Originally built in the 1960s, the Charles E. Young Research Library has been a staple for many students at UCLA. The library recent received an well-deserved facelift, undergoing numerous landmark renovations. Led by Perkins+Will, the library's renovations focused in on significant improvements across the board, including energy efficiency, technology, functionality and use of space. The LEED Gold targeted overhaul brought more natural daylight into the space, improved the study areas, increased collaborative work spaces, and made the library more flexible for the future modifications.
UCLA’s Charles E. Young Library was originally designed by A. Quincy Jones and Frederick E. Emmons in the 60s, but after the turn of the century had become outdated. Rather than tearing it down and building a new one, the university decided to renovate the structure, tasking Perkins+Will to ensure its usefulness in the future.
“Guided by the themes of discovery, journey and collaboration, we developed these new spaces to support pedagogy and research both now and into the future,” said UCLA University Librarian Gary E. Strong in a press release. “Academic research libraries are no longer defined by their physical collections, and this redesign reshapes our collection access, services, and facilities to support our users throughout their academic and professional careers.”
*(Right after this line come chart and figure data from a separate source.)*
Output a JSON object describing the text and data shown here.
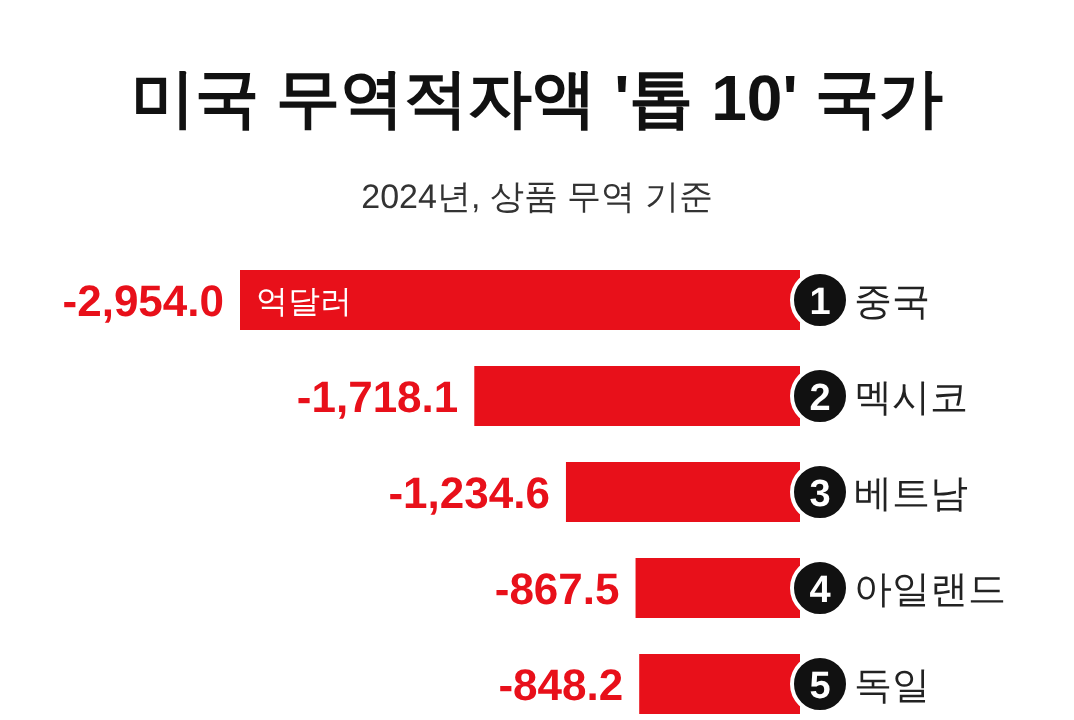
{
  "chart_data": {
    "type": "bar",
    "orientation": "horizontal",
    "title": "미국 무역적자액 '톱 10' 국가",
    "subtitle": "2024년, 상품 무역 기준",
    "categories": [
      "중국",
      "멕시코",
      "베트남",
      "아일랜드",
      "독일"
    ],
    "values": [
      -2954.0,
      -1718.1,
      -1234.6,
      -867.5,
      -848.2
    ],
    "value_labels": [
      "-2,954.0",
      "-1,718.1",
      "-1,234.6",
      "-867.5",
      "-848.2"
    ],
    "color": "#e8101a",
    "annotations": [
      {
        "text": "억달러",
        "x": -2954.0,
        "y": "중국"
      },
      {
        "text": "1",
        "y": "중국"
      },
      {
        "text": "2",
        "y": "멕시코"
      },
      {
        "text": "3",
        "y": "베트남"
      },
      {
        "text": "4",
        "y": "아일랜드"
      },
      {
        "text": "5",
        "y": "독일"
      }
    ]
  }
}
In accordance with University of California policy, the renovations adhered to green building principles established by the USGBC and the renovation is expected to receive a LEED Gold certification for Commercial Interiors 2.0. The renovation firstly improved the spaces within to create better private study areas, collaborative rooms, improve the technology and digital systems for the library’s use and improve the overall aesthetic to make the space feel more welcoming. Perkins+Will also opened up the building to fill the interior with more natural daylight and reduce potable water usage. The building receives most its energy via wind power, has 95% Energy Star compliant equipment, boasts a robust recycling program, and during construction it diverted 90% of its waste from landfills.
Since re-opening in the fall of 2011, the library has become much more popular and has seen twice as many visitors as the previous year, before the renovation.